The award for the podcast that made you realize Watergate took way longer than you thought goes to…
Slow Burn, season one
Truth be told, I actually never really knew how long the whole Watergate thing lasted, but at the most, I figured maybe a year. In actuality, it lasted a few years, a period of time broken down smoothly in easily digestible nuggets by the folks at Slow Burn. Come for the historical information, but stay for the parallels to the madness going on today.
The award for the podcast that brought back the most memories goes to…
The Ringer’s movie podcast is a goldmine of nostalgia. In each episode a collection of Ringer staff members look back at a classic movie and discuss it’s rewatchability, breaking up the discussion by going through categories such as best line, best scene, who won the movie and more. The Dazed and Confused episode was one of my favorites, largely because of the tug of nostalgia that that movie provides, but truth be told, they are all good. They do Step Brothers, Die Hard, The Devil Wears Prada, All the President’s Men and more. If anything, I wish they had a connection with a streaming service that offered a way to watch the movie discussed because as soon as I listen to an episode, I immediately want to watch the movie, some of which are kind of hard to fine. Synergy guys. Synergy!
The award for the podcast that I regret not getting into sooner goes to…
It came out last year. I saw it on Apple charts; even heard people talking about it, but as mentioned previously, there are a lot of podcasts out there.
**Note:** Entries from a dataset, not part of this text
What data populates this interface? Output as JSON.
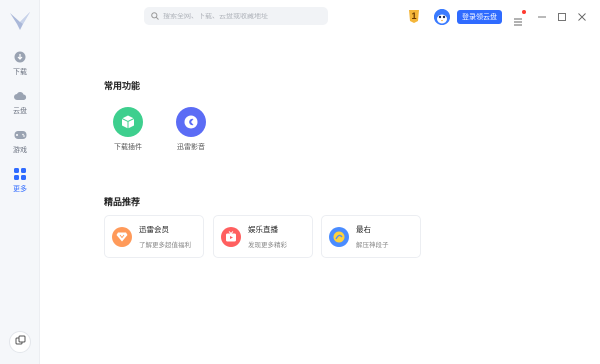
{
  "sidebar": {
    "items": [
      {
        "label": "下载",
        "icon": "download-icon"
      },
      {
        "label": "云盘",
        "icon": "cloud-icon"
      },
      {
        "label": "游戏",
        "icon": "gamepad-icon"
      },
      {
        "label": "更多",
        "icon": "grid-icon"
      }
    ],
    "active_color": "#2f6bff"
  },
  "topbar": {
    "search_placeholder": "搜索全网、下载、云盘或收藏地址",
    "rank_badge": "1",
    "cloud_button": "登录领云盘"
  },
  "main": {
    "common_title": "常用功能",
    "functions": [
      {
        "label": "下载插件",
        "icon": "cube-icon",
        "color": "#3ecf8e"
      },
      {
        "label": "迅雷影音",
        "icon": "player-icon",
        "color": "#5b6cf5"
      }
    ],
    "recommend_title": "精品推荐",
    "cards": [
      {
        "title": "迅雷会员",
        "subtitle": "了解更多超值福利",
        "icon": "diamond-icon",
        "color": "#ff9a5a"
      },
      {
        "title": "娱乐直播",
        "subtitle": "发现更多精彩",
        "icon": "tv-icon",
        "color": "#ff5f5f"
      },
      {
        "title": "最右",
        "subtitle": "解压神段子",
        "icon": "zuiyou-icon",
        "color": "#4a8cff"
      }
    ]
  }
}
But recently I did decide to give Dirty John a spin and one week and several audible gasps and expletives strewn about, I finished it. I should have gotten into sooner, but we all have things we’d do differently. You know, like not continue to date a dude you find out has been lying to you and not forgive the man who murdered your daughter. Stuff like that.
The award for the podcast that took an episode or two to get into, but eventually it was worth it, goes to…
Serial, season three
Serial, the grand daddy of true crime podcasts, stumbled some in it’s second season as it looked to look into the Bowe Bergdahl saga. The season lacked the driving feel of the first season. It was definitely a step back. So if you then have a dynamite first season and then a subpar second season, what do you then expect from the third season? That’s a good question; a question made trickier to answer when you find out that instead of focusing on one case or one person, the third season of Serial takes on the entire criminal justice system in Cleveland. The anchor of the season is the Justice Center in Cleveland and the cases, the people and the stories that work it’s way through the building. It took a few episodes, but once you understand the narrative through-line, it starts to stick.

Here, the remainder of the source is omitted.